WASHINGTON – U.S. scientists may have found a new way to produce clean energy by way of dirty water, according to a new study.
The engineers have developed a more efficient method to use microbes to harness electricity from wastewater.
They hope their technique can be used in wastewater treatment facilities and to break down organic pollutants in the “dead zones” of oceans and lakes where fertilizer runoff has depleted oxygen, suffocating marine life.
The team from Stanford University has started small, with a prototype about the size of a D-cell battery, consisting of two electrodes plunged into a bottle of wastewater filled with bacteria.
As the bacteria consume the organic material, the microbes cluster around the negative electrode, throwing off electrons, which are captured by the positive electrode. “We call it ‘fishing for electrons,’ ” said environmental engineer Craig Criddle, one of the lead authors of the study, published in the Proceedings of the National Academy of Sciences.

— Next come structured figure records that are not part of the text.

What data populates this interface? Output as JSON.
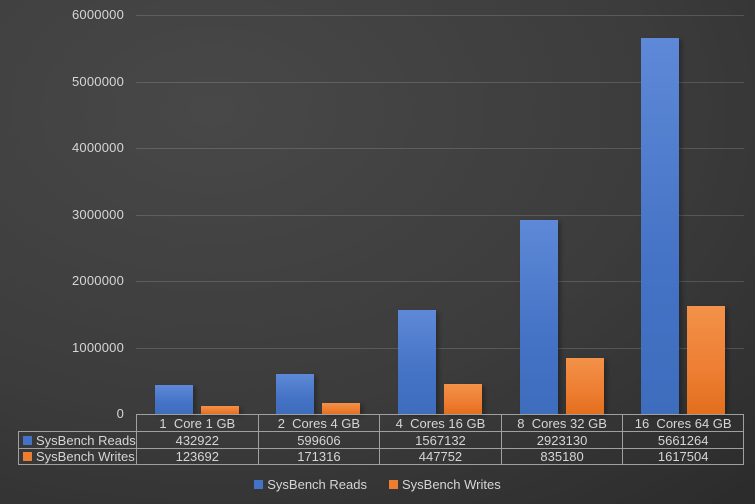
{
  "chart_data": {
    "type": "bar",
    "title": "",
    "xlabel": "",
    "ylabel": "",
    "categories": [
      "1  Core 1 GB",
      "2  Cores 4 GB",
      "4  Cores 16 GB",
      "8  Cores 32 GB",
      "16  Cores 64 GB"
    ],
    "series": [
      {
        "name": "SysBench Reads",
        "color": "#4472C4",
        "color_light": "#5E89D8",
        "color_dark": "#3E6DBE",
        "values": [
          432922,
          599606,
          1567132,
          2923130,
          5661264
        ]
      },
      {
        "name": "SysBench Writes",
        "color": "#ED7D31",
        "color_light": "#F39249",
        "color_dark": "#E36F1D",
        "values": [
          123692,
          171316,
          447752,
          835180,
          1617504
        ]
      }
    ],
    "ylim": [
      0,
      6000000
    ],
    "ytick_step": 1000000,
    "yticks": [
      "0",
      "1000000",
      "2000000",
      "3000000",
      "4000000",
      "5000000",
      "6000000"
    ],
    "grid": true,
    "legend_position": "bottom",
    "data_table_shown": true
  },
  "legend": {
    "items": [
      {
        "label": "SysBench Reads",
        "color": "#4472C4"
      },
      {
        "label": "SysBench Writes",
        "color": "#ED7D31"
      }
    ]
  },
  "colors": {
    "background_center": "#484848",
    "background_mid": "#3c3c3c",
    "background_edge": "#232323",
    "gridline": "#555555",
    "axis_text": "#d6d6d6",
    "table_border": "#a0a0a0",
    "table_text": "#d6d6d6",
    "reads_blue": "#4472C4",
    "writes_orange": "#ED7D31"
  }
}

Scientists have long known of microbes that live in airless environments and are capable of “breathing” oxide minerals to generate energy. Several research groups have tried to turn these microbes into bio-generators, but it has proven difficult to harness this energy efficiently.
The researchers said their new model is simple and can harness about 30 percent of the potential energy in the wastewater — about the same rate as commercially available solar panels. The process has the added benefit of cleaning the water.